Main article: Shasta (Narnia)
Shasta, later known as Cor of Archenland, is the principal character in The Horse and His Boy. Born the eldest son and heir of King Lune of Archenland, and elder twin of Prince Corin, Cor was kidnapped as an infant and raised as a fisherman’s son in Calormen. With the help of the talking horse Bree, Shasta escapes from being sold into slavery and makes his way northward to Narnia. On the journey his companion Aravis learns of an imminent Calormene surprise attack on Archenland; Shasta warns the Archenlanders in time and discovers his true identity and original name. At the end of the story he marries Aravis and becomes King of Archenland.

Aravis
Main article: Aravis
Aravis, daughter of Kidrash Tarkaan, is a character in The Horse and His Boy. Escaping a forced betrothal to the loathsome Ahoshta, she joins Shasta on his journey and inadvertently overhears a plot by Rabadash, crown prince of Calormen, to invade Archenland. She later marries Shasta, now known as Prince Cor, and becomes queen of Archenland at his side.

Bree
Main article: Bree (Narnia)
Bree (Breehy-hinny-brinny-hoohy-hah) is Shasta’s mount and mentor in The Horse and His Boy. A Talking Horse of Narnia, he wandered into Calormen as a foal and was captured. He first appears as a Calormene nobleman’s war-horse; when the nobleman buys Shasta as a slave, Bree organises and carries out their joint escape.
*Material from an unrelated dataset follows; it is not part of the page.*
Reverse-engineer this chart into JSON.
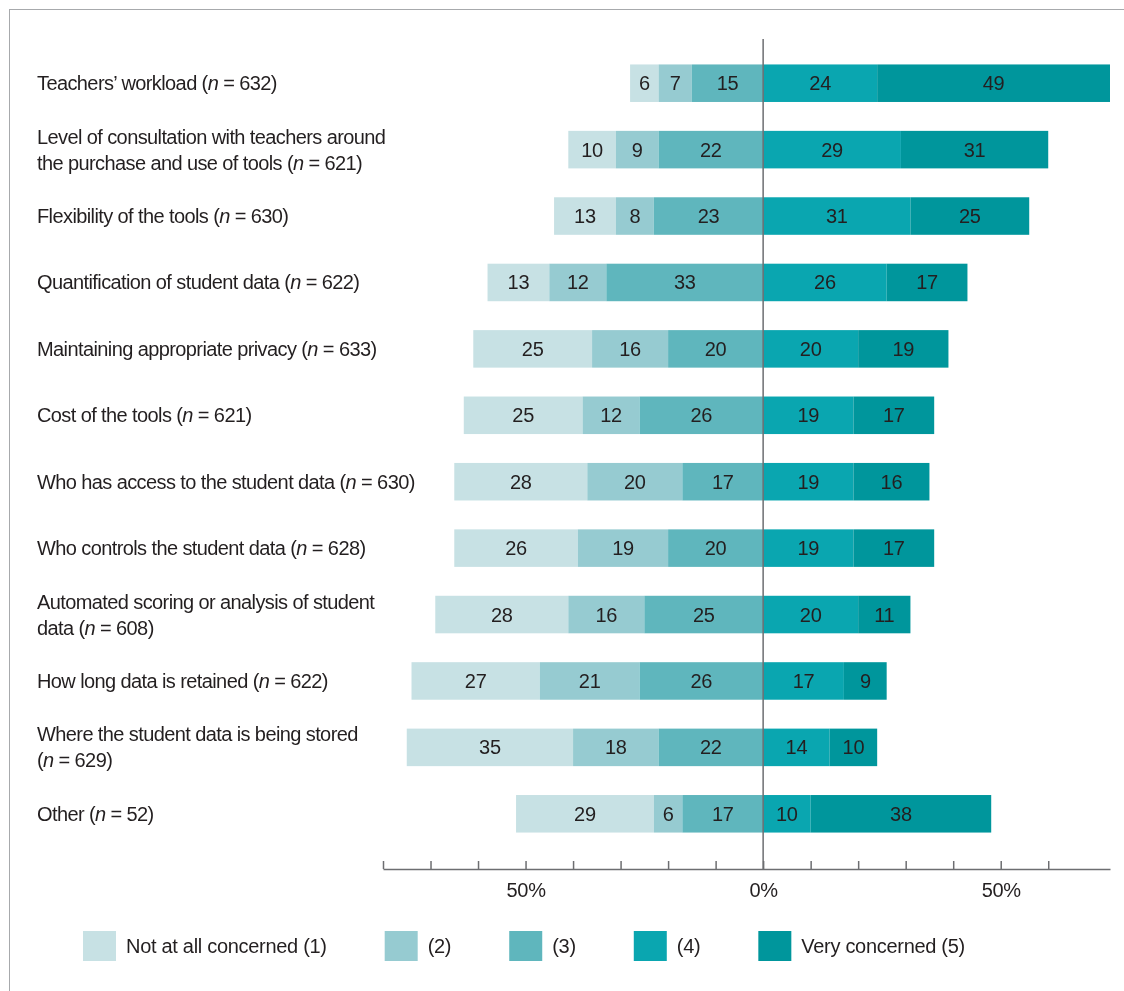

Though friendly, he is also vain and a braggart until his encounter with Aslan late in the story.

Tirian
Main article: Tirian
The last King of Narnia is the viewpoint character for much of The Last Battle. Having rashly killed a Calormene for mistreating a Narnian Talking Horse, he is imprisoned by the villainous ape Shift but released by Eustace and Jill. Together they fight faithfully to the last and are welcomed into Aslan’s Kingdom.